Millicom’s interest comes as no surprise, as the media giant closed a deal with Rocket Internet last summer to acquire 20% equity in Rocket’s two subsidiaries in Latin America and Africa. The Next Web reported that, until 2016, Millicom also has the option of acquiring controlling stakes in the subsidiaries for $426 million.

JUMIA has previously secured an undisclosed amount of funding from J.P. Morgan, and, three months ago, $26 million from Summit Partners, which has invested heavily in Namshi and other Rocket clones. This brings its total investment to date to around $80 million, although this round is shared with Rocket partners Kaymu and Vamido in Nigeria and food delivery startup hellofood, which recently expanded to Saudi Arabia and Morocco.

Their press release states that the company will use the investment to move to a large new warehouse in Lagos, Nigeria, to house its 500 employees, and that the company is also launching a partnership with Mastercard to process credit card payments, selling new inventory from Dell, Intel and Nokia, and a new CSR program to educate underprivileged children.

Jumia Morocco commented to Wamda that they intend to continue focusing on customer experience, hoping to use the investment to build “smarter warehouse management, our own fleet, express delivery services, gift-box optional service, and much more to come.” As the "biggest on the Moroccan web," they also added that today, "Our repurchasing rate is good and increasing, and customer experience has improved a lot as we keep pushing to deliver services at international standards.

But like Rocket’s top-heavy Amazon clone Mizado in Dubai, which failed last summer, the question remains: how much money is really flowing through Rocket’s companies? There has been a whirlwind of investment from Rocket’s investment partners into clones around the world. J.P. Morgan, Summit Partners, AB Kinnevik, Tengelmann, and Millicom are all regulars, backing Rocket companies with a major focus on Southeast Asia, the Middle East (until Namshi closed down), Latin America, and now Africa.

This focus has manifested in large amounts of repeat funding, which Tech Crunch writer Steve O’Hear rightly calls “rinse and repeat”, helping Rocket to spread Amazon copies around the world: JUMIA in Africa, Lazada in Southeast Asia, Linio in Latin America. Each has secured significant funding from the same investors, seemingly hedging their investors’ risk by trying the same model in different regions, but often the investment’s amount and purpose is undisclosed.

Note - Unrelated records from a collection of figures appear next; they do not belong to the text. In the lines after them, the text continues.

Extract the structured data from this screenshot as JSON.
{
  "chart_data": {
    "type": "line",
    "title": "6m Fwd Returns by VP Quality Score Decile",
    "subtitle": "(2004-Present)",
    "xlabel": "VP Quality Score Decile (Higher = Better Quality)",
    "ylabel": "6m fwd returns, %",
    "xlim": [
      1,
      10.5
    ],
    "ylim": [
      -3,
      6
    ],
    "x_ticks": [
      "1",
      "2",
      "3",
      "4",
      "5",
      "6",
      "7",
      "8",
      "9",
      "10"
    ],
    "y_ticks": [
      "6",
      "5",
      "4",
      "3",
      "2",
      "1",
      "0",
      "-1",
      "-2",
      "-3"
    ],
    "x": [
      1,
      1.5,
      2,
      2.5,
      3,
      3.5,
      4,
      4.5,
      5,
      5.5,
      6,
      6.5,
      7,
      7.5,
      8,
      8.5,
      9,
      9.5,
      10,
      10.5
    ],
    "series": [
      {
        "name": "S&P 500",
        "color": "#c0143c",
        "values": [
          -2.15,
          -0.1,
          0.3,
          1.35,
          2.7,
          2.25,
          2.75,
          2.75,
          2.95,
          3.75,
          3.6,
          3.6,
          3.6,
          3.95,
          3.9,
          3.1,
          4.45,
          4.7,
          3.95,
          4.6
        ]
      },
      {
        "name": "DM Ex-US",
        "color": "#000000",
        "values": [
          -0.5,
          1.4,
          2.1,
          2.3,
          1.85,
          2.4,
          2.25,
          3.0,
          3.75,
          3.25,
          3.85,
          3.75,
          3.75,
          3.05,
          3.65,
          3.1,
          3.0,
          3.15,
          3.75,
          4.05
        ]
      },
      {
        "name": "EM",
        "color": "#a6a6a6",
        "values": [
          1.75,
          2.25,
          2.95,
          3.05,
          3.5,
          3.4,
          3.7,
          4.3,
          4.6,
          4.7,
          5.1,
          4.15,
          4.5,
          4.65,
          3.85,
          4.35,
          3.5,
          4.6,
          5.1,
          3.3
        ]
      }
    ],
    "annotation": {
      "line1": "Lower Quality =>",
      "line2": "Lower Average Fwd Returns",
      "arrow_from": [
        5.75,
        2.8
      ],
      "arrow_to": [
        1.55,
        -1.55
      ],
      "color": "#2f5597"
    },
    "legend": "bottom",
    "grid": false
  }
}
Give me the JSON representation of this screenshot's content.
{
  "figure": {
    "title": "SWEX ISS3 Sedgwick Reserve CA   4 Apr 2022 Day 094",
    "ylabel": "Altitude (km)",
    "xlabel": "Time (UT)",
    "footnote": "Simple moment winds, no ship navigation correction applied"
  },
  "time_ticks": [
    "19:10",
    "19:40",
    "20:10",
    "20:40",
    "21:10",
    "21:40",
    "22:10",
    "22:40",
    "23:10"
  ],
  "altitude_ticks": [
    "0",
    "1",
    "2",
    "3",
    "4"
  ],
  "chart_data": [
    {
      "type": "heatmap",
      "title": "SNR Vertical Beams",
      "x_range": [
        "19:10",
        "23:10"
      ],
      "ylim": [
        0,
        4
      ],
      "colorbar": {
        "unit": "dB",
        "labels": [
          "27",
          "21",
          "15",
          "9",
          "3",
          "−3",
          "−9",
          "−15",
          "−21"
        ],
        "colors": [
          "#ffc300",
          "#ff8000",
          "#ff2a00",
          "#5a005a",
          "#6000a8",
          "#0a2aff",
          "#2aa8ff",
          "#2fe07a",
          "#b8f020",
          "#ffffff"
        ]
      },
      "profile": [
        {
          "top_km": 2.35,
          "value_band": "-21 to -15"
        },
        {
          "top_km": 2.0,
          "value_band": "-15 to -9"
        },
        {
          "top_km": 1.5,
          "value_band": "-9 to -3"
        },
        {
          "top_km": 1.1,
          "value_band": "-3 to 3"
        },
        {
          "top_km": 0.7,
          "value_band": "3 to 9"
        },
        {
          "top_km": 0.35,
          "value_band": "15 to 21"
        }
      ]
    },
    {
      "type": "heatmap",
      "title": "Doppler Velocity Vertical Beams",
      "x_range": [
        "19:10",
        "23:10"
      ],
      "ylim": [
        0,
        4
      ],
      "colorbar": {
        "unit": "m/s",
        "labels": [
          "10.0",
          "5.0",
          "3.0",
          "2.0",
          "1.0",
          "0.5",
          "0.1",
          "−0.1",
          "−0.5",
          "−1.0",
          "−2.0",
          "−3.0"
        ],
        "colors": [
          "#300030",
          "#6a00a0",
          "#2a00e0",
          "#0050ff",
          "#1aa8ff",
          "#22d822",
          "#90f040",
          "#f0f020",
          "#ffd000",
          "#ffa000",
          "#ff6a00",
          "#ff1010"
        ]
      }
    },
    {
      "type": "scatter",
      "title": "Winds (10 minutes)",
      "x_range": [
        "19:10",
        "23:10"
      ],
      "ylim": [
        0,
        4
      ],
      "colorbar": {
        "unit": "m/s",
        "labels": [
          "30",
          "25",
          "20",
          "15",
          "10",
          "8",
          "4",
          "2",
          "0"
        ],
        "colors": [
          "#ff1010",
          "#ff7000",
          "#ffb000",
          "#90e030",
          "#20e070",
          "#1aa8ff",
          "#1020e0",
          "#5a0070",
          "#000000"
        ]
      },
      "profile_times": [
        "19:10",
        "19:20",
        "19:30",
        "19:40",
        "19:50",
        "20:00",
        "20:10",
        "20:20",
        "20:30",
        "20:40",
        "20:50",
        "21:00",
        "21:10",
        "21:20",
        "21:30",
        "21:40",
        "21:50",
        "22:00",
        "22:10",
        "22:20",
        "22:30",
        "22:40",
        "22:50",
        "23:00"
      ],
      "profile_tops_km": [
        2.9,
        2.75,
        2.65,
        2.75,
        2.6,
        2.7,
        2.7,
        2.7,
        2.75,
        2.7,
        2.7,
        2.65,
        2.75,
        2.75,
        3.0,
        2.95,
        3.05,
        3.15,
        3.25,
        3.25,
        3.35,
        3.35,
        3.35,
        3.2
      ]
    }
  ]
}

So is Rocket actually helping to build self-sustainable companies that are worth all this investment? Thus far investors seem to think the answer is yes, despite several closures around the world including in Turkey, Singapore, and Dubai. Rocket’s ‘grow and fail fast’ model throws sand in the face of any lean startup disciple, as they refuse to take their time to iterate to customer demand and instead impose already-existing business models on new markets. Sometimes it works, often it doesn’t, but they push ahead.

As long as investors stay hungry for Rocket’s huge gambles, the Samwer brothers will likely keep at it. Let's just hope, as was the case with Mizado, that dependent employees don’t get left holding the bag should their parent company’s experiment fail.